Jun 6, 2010

The self-imposed limits of LIS by Ron Day

The paper The self-imposed limits of library and information science: Remarks on the discipline, on the profession, on the university, and on the state of "information" in the U.S. at large today by Ron Day is published in InterActions, a UCLA publication. It begins by raising three related issues: the marginalization of critical thought, the lack of interest in studying public information (mass media and education), and the construction of individuals as 'information seeking' and 'information using'. However, by the end it does not directly address these questions (except maybe the first one). Rather it argues for a change in attitudes and approaches towards information, knowledge, research, and scholarship. Here are a few notes from this paper.

Critique is not a negative term that refers to opposition to the norm. In Kantian terms it's understanding of the formal conditions for understanding, practical action, and judgments of taste. It is the questioning of assumptions from which a research starts, whether they be theological or scientific-empirical assumptions. Empirical research approaches knowledge as facts discoverable through application of theory and method and ignores the possibilities of these facts being constructed by theories and methods. The studies of information that are construed as studies of empirical entities erase the conditions of knowledge production, of understanding that information is not the essence of some substance (as wax is the essence of candle).

It is important to question dogmatically derived assertions and critique the powers of expression. These powers are manifested in the formal arrangement of materials as well as in statements (form and content of expressions). Preventing dogmatism is the orientation of critical analysis.
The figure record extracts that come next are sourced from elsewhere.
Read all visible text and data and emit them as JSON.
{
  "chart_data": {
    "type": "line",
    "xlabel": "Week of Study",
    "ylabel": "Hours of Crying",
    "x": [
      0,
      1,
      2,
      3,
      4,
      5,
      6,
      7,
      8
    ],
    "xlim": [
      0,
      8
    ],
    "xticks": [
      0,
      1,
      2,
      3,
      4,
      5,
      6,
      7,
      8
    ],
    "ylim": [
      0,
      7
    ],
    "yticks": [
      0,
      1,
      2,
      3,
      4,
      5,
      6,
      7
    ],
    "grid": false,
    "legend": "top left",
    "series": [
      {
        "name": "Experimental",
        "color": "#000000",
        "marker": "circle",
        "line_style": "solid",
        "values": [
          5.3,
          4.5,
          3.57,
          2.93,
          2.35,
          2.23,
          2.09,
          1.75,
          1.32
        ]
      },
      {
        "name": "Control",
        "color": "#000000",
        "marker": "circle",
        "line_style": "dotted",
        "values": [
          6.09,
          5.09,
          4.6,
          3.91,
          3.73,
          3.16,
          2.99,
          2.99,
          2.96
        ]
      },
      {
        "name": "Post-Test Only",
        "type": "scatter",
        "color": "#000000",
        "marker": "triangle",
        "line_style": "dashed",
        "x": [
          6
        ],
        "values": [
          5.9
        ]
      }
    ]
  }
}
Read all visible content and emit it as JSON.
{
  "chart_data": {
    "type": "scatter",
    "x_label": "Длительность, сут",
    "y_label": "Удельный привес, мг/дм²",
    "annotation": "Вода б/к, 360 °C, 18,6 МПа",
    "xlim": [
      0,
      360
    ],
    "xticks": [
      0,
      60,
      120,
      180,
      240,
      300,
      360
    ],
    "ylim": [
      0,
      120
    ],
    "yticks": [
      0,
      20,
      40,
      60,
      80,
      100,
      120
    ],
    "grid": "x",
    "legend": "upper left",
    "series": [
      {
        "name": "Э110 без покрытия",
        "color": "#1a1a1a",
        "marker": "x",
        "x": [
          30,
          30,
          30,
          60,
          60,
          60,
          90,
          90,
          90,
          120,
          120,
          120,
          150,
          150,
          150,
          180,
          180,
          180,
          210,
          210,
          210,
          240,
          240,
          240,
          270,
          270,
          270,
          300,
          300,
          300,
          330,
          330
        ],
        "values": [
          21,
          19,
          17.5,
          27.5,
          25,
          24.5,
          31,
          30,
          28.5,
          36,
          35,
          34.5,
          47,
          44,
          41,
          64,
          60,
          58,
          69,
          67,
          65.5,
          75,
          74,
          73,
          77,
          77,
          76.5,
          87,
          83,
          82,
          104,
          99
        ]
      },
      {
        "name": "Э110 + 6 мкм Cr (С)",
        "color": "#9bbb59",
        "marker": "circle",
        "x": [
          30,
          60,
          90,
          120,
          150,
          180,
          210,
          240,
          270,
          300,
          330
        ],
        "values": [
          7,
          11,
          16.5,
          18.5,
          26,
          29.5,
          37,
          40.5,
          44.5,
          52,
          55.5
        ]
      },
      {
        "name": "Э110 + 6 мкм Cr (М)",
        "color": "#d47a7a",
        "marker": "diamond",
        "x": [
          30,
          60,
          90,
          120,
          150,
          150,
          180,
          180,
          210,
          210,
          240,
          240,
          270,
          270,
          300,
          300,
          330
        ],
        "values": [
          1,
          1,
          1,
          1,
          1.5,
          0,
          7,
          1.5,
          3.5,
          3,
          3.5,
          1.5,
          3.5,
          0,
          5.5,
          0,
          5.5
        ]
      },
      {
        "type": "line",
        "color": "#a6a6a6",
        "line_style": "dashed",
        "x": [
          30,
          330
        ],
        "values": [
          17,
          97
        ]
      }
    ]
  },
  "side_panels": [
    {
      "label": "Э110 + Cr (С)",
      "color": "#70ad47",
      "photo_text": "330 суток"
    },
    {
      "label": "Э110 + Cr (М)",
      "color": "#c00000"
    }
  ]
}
The modern epistemology of systems emerged as the development of classifications. In various classifications individuals are seen as representatives of classes arranged by a system. Systems often ignore the historical development of individuals. Such synchronic identities may be called 'individuals', while historically determined measures may be called 'singularities'. The political struggle is often confined to the struggle for the rights of certain individuals as seen in terms of classes sanctioned by the reigning state (race or gender). To overcome dogmatism and ideologies, we should view identities as singularities and allow such singularities challenge the world and question conditions and re-define the terms of their existence.

"The ideal of critique, however, is not toward simply being granted identity within the norm's grammar and logic of recognition and representation, but rather, toward justice, that is toward all beings being considered as equal, each according to the terms of its specific singularity, as well as its in-common being."